The facility he has built to the east of Culmington Road is in my opinion an excellent tennis facility. The new courts to the west of Culmington Road were something of a surprise to me, but as they were rebuilt versions of what was already there it didn't pose problem to me. What I heard last year was that Steve was planning to put an inflated dome over three tennis courts. This never materialized and it was only a few weeks ago that it filtered through to me that on the west side of the road he was building a five-a-side football facility.

Sports facilities for young people are very thin on the ground throughout Ealing - and especially in the central Ealing area. Even worse, no sports facilities are even planned for the 4.4 acres Dickens Yard site or the 11.5 acres Green Man Lane Estate site.

I'm sure the Will to Win football facility will attract lots of boys and girls.

As regards Mark's comments about how the LTA has 'invested' the £350+ million it has received from the Wimbledon Championships over the last 15 years all I can do is but generally agree with him. Any national sports organization should be pre-occupied with the survival of its sport. I've lobbied hard over the last 20 years for the LTA's annual Wimbledon windfall to be spent on Parks tennis, schools and helping existing clubs survive. It should not be spent on trying to create multi-millionaires like Henman and Murray.
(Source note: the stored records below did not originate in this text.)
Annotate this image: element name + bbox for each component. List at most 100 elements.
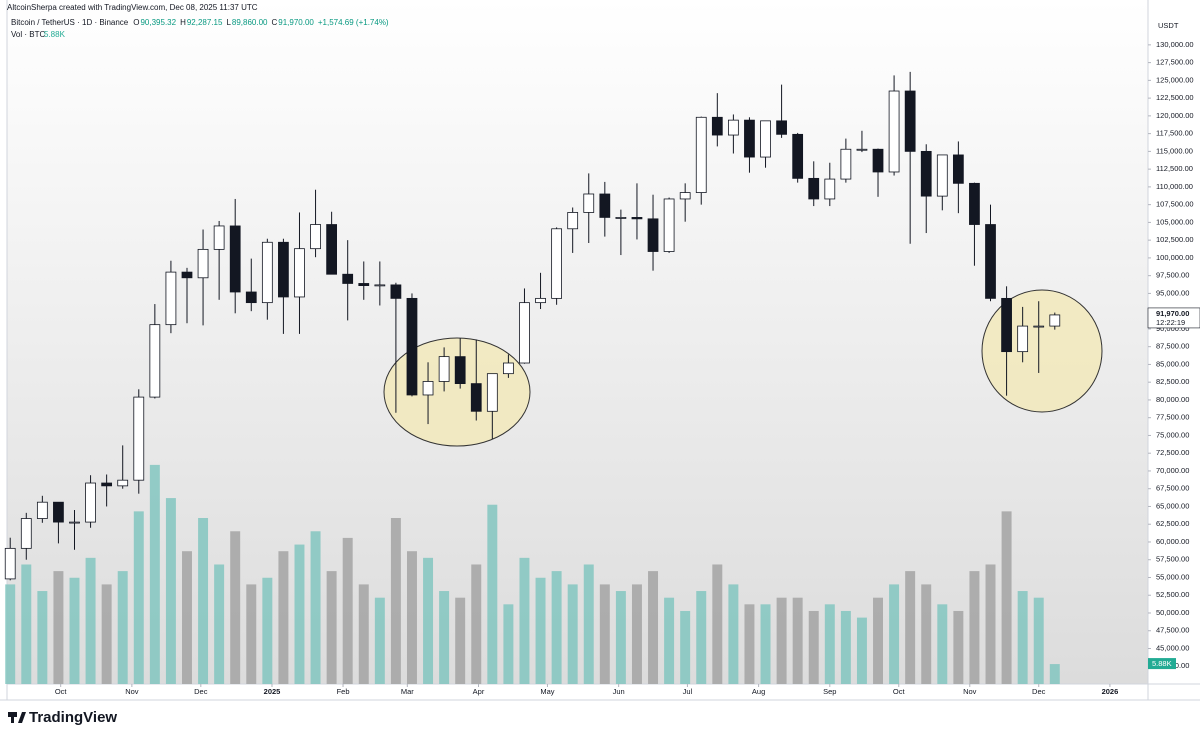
x-tick-label: Nov: [125, 687, 139, 696]
candle-body: [904, 90, 916, 152]
volume-bar: [519, 557, 530, 684]
candle-body: [406, 297, 418, 396]
ohlc-key: O: [133, 18, 139, 27]
candle-body: [69, 521, 80, 524]
y-tick-label: 112,500.00: [1156, 164, 1193, 173]
y-tick-label: 65,000.00: [1156, 501, 1189, 510]
candle-body: [936, 154, 948, 197]
y-tick-label: 75,000.00: [1156, 430, 1189, 439]
y-tick-label: 45,000.00: [1156, 643, 1189, 652]
x-tick-label: Oct: [55, 687, 68, 696]
volume-bar: [133, 511, 144, 684]
x-tick-label: Oct: [893, 687, 906, 696]
candle-body: [261, 241, 273, 304]
candle-body: [985, 224, 996, 299]
volume-bar: [583, 564, 594, 684]
volume-bar: [406, 551, 417, 684]
volume-bar: [615, 591, 626, 684]
volume-bar: [905, 571, 916, 684]
candle-body: [583, 193, 595, 213]
candle-body: [101, 482, 113, 487]
volume-bar: [953, 610, 964, 684]
y-tick-label: 102,500.00: [1156, 235, 1194, 244]
candle-body: [486, 373, 498, 412]
y-tick-label: 105,000.00: [1156, 217, 1194, 226]
x-tick-label: Mar: [401, 687, 414, 696]
volume-bar: [326, 571, 337, 684]
volume-bar: [985, 564, 996, 684]
y-tick-label: 95,000.00: [1156, 288, 1189, 297]
x-tick-label: Dec: [1032, 687, 1046, 696]
y-tick-label: 107,500.00: [1156, 200, 1194, 209]
x-tick-label: May: [540, 687, 554, 696]
candle-body: [390, 284, 402, 299]
x-tick-label: Nov: [963, 687, 977, 696]
volume-bar: [744, 604, 755, 684]
highlight-circle: [981, 289, 1103, 413]
volume-bar: [712, 564, 723, 684]
candle-body: [1049, 314, 1061, 327]
volume-bar: [664, 597, 675, 684]
candle-body: [1033, 325, 1045, 328]
volume-bar: [149, 464, 160, 684]
x-tick-label: Dec: [194, 687, 208, 696]
candle-body: [438, 356, 450, 382]
volume-bar: [631, 584, 642, 684]
candle-body: [679, 192, 691, 200]
y-tick-label: 60,000.00: [1156, 537, 1189, 546]
candle-body: [840, 148, 852, 180]
volume-bar: [680, 610, 691, 684]
candle-body: [374, 284, 386, 287]
volume-bar: [696, 591, 707, 684]
volume-bar: [1033, 597, 1044, 684]
x-tick-label: Feb: [337, 687, 350, 696]
volume-bar: [439, 591, 450, 684]
candle-body: [519, 302, 530, 364]
volume-bar: [37, 591, 48, 684]
countdown: 12:22:19: [1156, 318, 1185, 327]
volume-bar: [551, 571, 562, 684]
candle-body: [567, 212, 579, 230]
candle-body: [454, 356, 466, 385]
volume-bar: [792, 597, 803, 684]
volume-bar: [535, 577, 546, 684]
volume-bar: [921, 584, 932, 684]
candle-body: [695, 116, 707, 193]
change: +1,574.69 (+1.74%): [318, 18, 389, 27]
candle-body: [133, 396, 145, 481]
y-tick-label: 90,000.00: [1156, 324, 1189, 333]
brand: TradingView: [29, 709, 117, 726]
volume-bar: [648, 571, 659, 684]
y-tick-label: 77,500.00: [1156, 413, 1189, 422]
credit: AltcoinSherpa created with TradingView.c…: [7, 3, 258, 12]
volume-bar: [101, 584, 112, 684]
y-tick-label: 120,000.00: [1156, 111, 1194, 120]
candle-body: [792, 133, 804, 179]
candle-body: [952, 154, 964, 184]
candle-body: [326, 224, 338, 275]
candle-body: [647, 218, 659, 252]
y-tick-label: 127,500.00: [1156, 58, 1194, 67]
volume-bar: [1049, 664, 1060, 684]
candle-body: [551, 228, 562, 299]
highlight-circle: [383, 337, 531, 447]
candle-body: [1001, 297, 1012, 353]
x-tick-label: 2025: [264, 687, 281, 696]
x-tick-label: Jul: [683, 687, 693, 696]
volume-bar: [599, 584, 610, 684]
candle-body: [213, 225, 225, 250]
volume-bar: [1017, 591, 1028, 684]
ohlc-key: C: [272, 18, 278, 27]
volume-bar: [728, 584, 739, 684]
candle-body: [117, 479, 129, 487]
candle-body: [85, 482, 96, 523]
volume-bar: [840, 610, 851, 684]
volume-bar: [503, 604, 514, 684]
candle-body: [711, 116, 723, 136]
volume-bar: [230, 531, 241, 684]
candle-body: [229, 225, 241, 293]
y-tick-label: 130,000.00: [1156, 40, 1194, 49]
volume-bar: [808, 610, 819, 684]
volume-bar: [198, 518, 209, 684]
Will to Win (and the like) is the nearest thing we've got in London to 'Parks' tennis so I don't have a problem if national sporting bodies or government agencies support it.

You can't really blame Steve Riley for public roads' parking provision or lack of Council publicity.

Re. Mark's 'Tennis cannot be sustaining the Will To Win venture'. Far be it from me to defend Steve's business but it only opened 20 months ago and the final tennis courts were only completed in the last few months.